Depression affects millions of men and women across the nation. It can be triggered by childbirth, hormonal changes, trauma, seasonal changes, stress, and nutritional deficiencies. Men and women with depression respond differently to the feelings of sadness, guilt, and hopelessness associated with depression. Women tend to withdraw into themselves and may spend long hours sleeping or crying, feeling as though they are unable to cope. Men, on the other hand, often express aggression and anger when they struggle with depression.
Depending on the cause and severity of depression, the chemical imbalance associated with the disorder can be treated and alleviated with food.
The Connection between Diet and Depression
Oftentimes, when someone is suffering from depression, they will visit their family physician or psychiatrist who will then prescribe anti-depressant medication. The trouble with this approach is that while it may stop the symptoms for a short while, it does nothing to address the underlying cause.
A diet high in processed foods such as soda, donuts, microwave meals, canned food, and fast food can cause nutritional deficiencies that can lead to the development of depression. In order to function well, your brain needs a rich supply of vitamins and essential minerals. If your diet is extremely poor, your brain will be deprived of nutrients and your mental health will suffer.
Another reason diet and depression are so closely linked is many people have undiagnosed food intolerance. The most common dietary cause of depression, anxiety, and psychosis is gluten intolerance. Gluten is a sticky protein found in wheat, barley, rye, and some oats. If you are intolerant to gluten and eat foods containing it, the cilli in your gut will become flattened due to chronic inflammation. This prevents nutrients from being absorbed into your system, which can cause the symptoms of mental illness.
Food for Depression – Top Foods to Beat the Blues
When it comes to finding food for depression, whole food is always your best choice. Your body and brain need foods that are rich in healing nutrients.
Natural mood-boosting foods include:
- Wild-Caught Salmon – Salmon is rich in omega-3 fatty acids to help support brain health and cognitive function.
- Brown Rice – Brown rice helps support healthy blood sugar levels and prevents the glucose spikes that can trigger depressed mood. It also contains B vitamins to help your body better cope with everyday stressors.
- Walnuts – Walnuts are also rich in omega-3 fatty acids to feed the brain and treat depression.
- Leafy Green Vegetables – Another good food for depression is dark, leafy greens.

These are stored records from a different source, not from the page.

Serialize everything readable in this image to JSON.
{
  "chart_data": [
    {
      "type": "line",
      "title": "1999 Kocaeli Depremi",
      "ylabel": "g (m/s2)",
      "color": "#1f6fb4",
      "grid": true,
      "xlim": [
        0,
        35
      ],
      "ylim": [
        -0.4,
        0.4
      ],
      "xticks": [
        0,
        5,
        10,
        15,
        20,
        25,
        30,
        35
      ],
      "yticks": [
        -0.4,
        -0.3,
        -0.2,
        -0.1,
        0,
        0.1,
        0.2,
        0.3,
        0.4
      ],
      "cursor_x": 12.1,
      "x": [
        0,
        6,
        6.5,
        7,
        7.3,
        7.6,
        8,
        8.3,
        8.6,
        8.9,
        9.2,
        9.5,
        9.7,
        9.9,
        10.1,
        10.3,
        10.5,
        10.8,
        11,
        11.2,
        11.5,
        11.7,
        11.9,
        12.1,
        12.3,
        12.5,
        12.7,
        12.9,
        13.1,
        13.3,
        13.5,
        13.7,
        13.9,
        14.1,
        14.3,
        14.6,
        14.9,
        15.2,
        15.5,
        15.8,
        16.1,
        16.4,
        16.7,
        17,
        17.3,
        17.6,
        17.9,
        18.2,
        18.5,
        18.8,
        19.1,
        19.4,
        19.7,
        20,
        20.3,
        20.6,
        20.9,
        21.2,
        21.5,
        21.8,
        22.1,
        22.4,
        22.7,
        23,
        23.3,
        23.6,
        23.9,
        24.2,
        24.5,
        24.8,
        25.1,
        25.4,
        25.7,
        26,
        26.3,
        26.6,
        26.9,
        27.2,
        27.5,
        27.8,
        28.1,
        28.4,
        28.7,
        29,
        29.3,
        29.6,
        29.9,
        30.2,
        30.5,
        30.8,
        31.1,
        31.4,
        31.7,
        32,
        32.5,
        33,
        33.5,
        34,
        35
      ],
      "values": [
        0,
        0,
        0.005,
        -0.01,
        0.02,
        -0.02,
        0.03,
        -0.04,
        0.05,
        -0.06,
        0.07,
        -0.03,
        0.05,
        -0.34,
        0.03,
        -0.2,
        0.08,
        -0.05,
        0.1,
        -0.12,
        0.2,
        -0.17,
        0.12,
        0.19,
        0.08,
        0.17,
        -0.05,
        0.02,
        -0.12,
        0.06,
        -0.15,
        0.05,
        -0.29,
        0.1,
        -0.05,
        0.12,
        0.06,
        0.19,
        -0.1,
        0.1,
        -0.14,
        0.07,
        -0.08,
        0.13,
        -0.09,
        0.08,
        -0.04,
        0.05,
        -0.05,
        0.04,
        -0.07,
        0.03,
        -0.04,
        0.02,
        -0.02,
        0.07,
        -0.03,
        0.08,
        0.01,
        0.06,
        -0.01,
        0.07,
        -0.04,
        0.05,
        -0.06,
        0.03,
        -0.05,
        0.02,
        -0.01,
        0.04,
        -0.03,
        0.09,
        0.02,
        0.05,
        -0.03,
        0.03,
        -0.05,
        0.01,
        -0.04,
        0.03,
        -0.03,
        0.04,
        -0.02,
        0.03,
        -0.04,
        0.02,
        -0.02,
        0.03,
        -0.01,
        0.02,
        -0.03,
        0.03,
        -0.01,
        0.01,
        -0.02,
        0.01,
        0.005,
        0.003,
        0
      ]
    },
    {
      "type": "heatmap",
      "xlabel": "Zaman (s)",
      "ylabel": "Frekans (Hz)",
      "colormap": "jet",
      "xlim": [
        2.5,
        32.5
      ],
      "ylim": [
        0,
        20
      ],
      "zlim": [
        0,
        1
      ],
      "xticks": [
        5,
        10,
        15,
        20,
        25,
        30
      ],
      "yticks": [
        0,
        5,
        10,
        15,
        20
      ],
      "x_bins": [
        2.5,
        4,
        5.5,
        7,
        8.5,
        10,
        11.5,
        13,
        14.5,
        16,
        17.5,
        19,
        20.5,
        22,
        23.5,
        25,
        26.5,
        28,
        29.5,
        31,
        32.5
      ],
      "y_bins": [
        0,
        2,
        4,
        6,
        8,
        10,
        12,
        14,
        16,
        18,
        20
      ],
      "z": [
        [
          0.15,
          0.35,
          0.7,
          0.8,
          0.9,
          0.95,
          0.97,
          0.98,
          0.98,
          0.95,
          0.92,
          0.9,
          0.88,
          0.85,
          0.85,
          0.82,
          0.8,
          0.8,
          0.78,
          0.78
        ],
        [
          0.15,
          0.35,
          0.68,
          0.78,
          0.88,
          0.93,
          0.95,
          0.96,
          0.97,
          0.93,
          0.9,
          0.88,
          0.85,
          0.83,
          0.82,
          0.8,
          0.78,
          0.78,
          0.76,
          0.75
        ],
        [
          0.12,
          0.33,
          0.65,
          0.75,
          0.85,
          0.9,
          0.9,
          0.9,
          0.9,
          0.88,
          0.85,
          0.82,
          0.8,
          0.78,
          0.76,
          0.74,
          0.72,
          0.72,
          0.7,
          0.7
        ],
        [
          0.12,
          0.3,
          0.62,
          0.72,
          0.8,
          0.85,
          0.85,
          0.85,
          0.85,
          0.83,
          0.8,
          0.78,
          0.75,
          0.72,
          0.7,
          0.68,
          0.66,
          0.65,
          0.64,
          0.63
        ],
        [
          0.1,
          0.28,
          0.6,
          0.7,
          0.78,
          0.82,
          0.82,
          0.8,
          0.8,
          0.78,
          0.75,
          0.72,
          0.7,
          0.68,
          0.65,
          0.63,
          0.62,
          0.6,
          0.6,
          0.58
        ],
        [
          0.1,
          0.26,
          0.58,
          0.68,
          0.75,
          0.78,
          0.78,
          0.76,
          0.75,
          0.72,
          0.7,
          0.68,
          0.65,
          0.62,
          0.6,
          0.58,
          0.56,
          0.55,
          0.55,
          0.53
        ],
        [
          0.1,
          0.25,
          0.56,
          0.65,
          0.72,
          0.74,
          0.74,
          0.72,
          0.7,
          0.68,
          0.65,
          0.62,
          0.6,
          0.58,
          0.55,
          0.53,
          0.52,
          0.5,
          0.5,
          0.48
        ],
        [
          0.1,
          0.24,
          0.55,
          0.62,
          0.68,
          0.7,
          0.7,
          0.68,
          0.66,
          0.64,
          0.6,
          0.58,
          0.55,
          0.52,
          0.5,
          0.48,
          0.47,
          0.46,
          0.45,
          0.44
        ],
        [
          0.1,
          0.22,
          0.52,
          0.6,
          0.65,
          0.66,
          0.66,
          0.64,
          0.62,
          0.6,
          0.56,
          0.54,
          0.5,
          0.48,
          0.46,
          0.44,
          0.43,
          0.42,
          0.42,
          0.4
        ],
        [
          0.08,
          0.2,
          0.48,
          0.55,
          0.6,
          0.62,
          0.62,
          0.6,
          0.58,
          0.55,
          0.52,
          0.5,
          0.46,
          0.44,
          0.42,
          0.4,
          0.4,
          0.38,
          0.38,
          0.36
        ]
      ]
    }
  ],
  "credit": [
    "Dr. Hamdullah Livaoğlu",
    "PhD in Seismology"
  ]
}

They are loaded with magnesium to help support your neurological health.
- Flax Seed – Yet another good source of omega-3 fatty acids, milled flax seed can be added to organic yogurt or salad to reduce inflammation and fight depression.
The best rule to follow when looking for foods for depression is to eat healthy. This means cutting the junk from your diet and replacing it with whole foods such as lean meat, vegetables, fruits, nuts, whole grains, and low-fat dairy. Also, don’t forget about healthy fats. Even if you’re on a diet, your body absolutely needs good fat to avoid mood swings, irritability, and depression. So eat plenty of extra virgin olive oil, coconut oil, avocado, and nut butters.
Depression can sometimes be a sign that something more serious is going on. However, eliminating junk foods that contain food dyes and other preservatives and replacing it with whole food may be all you need to get back to feeling like yourself again. If your depression worsens or you have thoughts of suicide, speak with a crisis counselor immediately.
For mild depression, there’s no more natural way to beat the blues than through a healthy, whole-food diet!